To say it briefly, my best friend has died.
And I have no defence, no refuge from the fact,
except that, this side of the great divide,
my portion of our love is still intact.

Socialist in politics and humanist in faith,
he ‘dwelt in possibility’, so that his mind
perceived in history’s best moments pointers,
not anomalies, despite their brevity:
Winstanley’s Commonwealth, the Communards,
the days of Barcelona ’36 or Britain ’45
were bold illuminations of the good society
on which he fixed his stubborn, hopeful eye.

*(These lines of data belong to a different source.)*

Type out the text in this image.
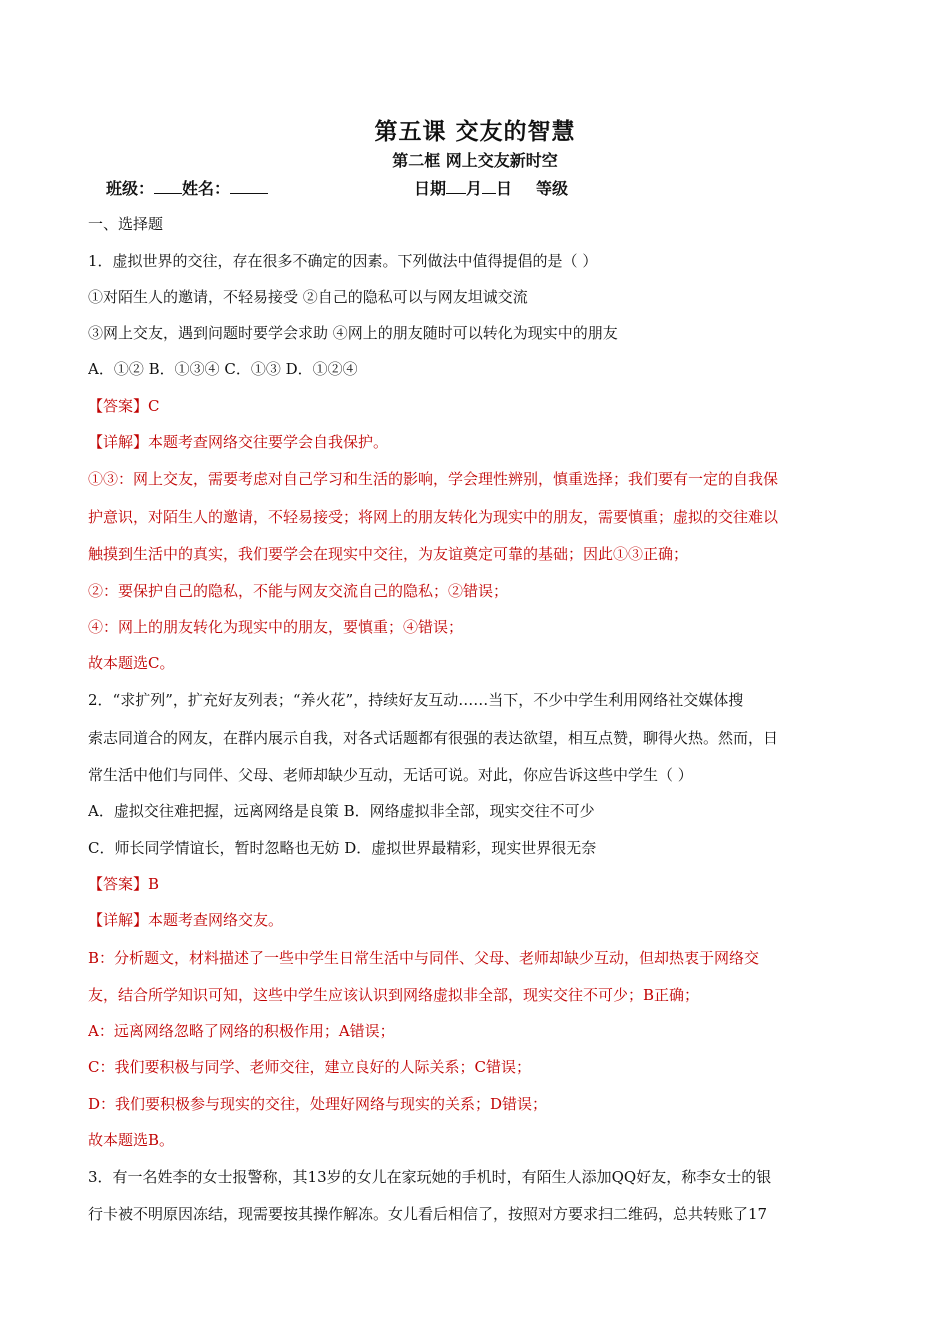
第五课 交友的智慧
第二框 网上交友新时空
班级： 姓名：	日期 月 日 等级
一、选择题
1．虚拟世界的交往，存在很多不确定的因素。下列做法中值得提倡的是（ ）
①对陌生人的邀请，不轻易接受 ②自己的隐私可以与网友坦诚交流
③网上交友，遇到问题时要学会求助 ④网上的朋友随时可以转化为现实中的朋友
A．①② B．①③④ C．①③ D．①②④
【答案】C
【详解】本题考查网络交往要学会自我保护。
①③：网上交友，需要考虑对自己学习和生活的影响，学会理性辨别，慎重选择；我们要有一定的自我保
护意识，对陌生人的邀请，不轻易接受；将网上的朋友转化为现实中的朋友，需要慎重；虚拟的交往难以
触摸到生活中的真实，我们要学会在现实中交往，为友谊奠定可靠的基础；因此①③正确；
②：要保护自己的隐私，不能与网友交流自己的隐私；②错误；
④：网上的朋友转化为现实中的朋友，要慎重；④错误；
故本题选C。
2．“求扩列”，扩充好友列表；“养火花”，持续好友互动……当下，不少中学生利用网络社交媒体搜
索志同道合的网友，在群内展示自我，对各式话题都有很强的表达欲望，相互点赞，聊得火热。然而，日
常生活中他们与同伴、父母、老师却缺少互动，无话可说。对此，你应告诉这些中学生（ ）
A．虚拟交往难把握，远离网络是良策 B．网络虚拟非全部，现实交往不可少
C．师长同学情谊长，暂时忽略也无妨 D．虚拟世界最精彩，现实世界很无奈
【答案】B
【详解】本题考查网络交友。
B：分析题文，材料描述了一些中学生日常生活中与同伴、父母、老师却缺少互动，但却热衷于网络交
友，结合所学知识可知，这些中学生应该认识到网络虚拟非全部，现实交往不可少；B正确；
A：远离网络忽略了网络的积极作用；A错误；
C：我们要积极与同学、老师交往，建立良好的人际关系；C错误；
D：我们要积极参与现实的交往，处理好网络与现实的关系；D错误；
故本题选B。
3．有一名姓李的女士报警称，其13岁的女儿在家玩她的手机时，有陌生人添加QQ好友，称李女士的银
行卡被不明原因冻结，现需要按其操作解冻。女儿看后相信了，按照对方要求扫二维码，总共转账了17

We were two Hampshire boys, lapsed Protestants,
both gaily on the run from all that nonsense:
sin, guilt, sexual shame — the whole bang-shoot of lies.
A true adherent of ‘the mystery of things’,
he saw the sacramental in the ordinary.
He lived as if our purpose here is joy.

He was a teacher for whom ‘teach’ and ‘learn’ are synonyms.

The passing months do nothing but lay bare my loss
and Christmas only plays again the scenes I miss:
our greeting on the phone, a thousand times, if once —
my ‘Stevie!’, his ‘Hello, dear boy!’ — call and response;
David and Jonathan, our frank, unshaven hug.
He lies in earth in Surrey, where the Diggers dug.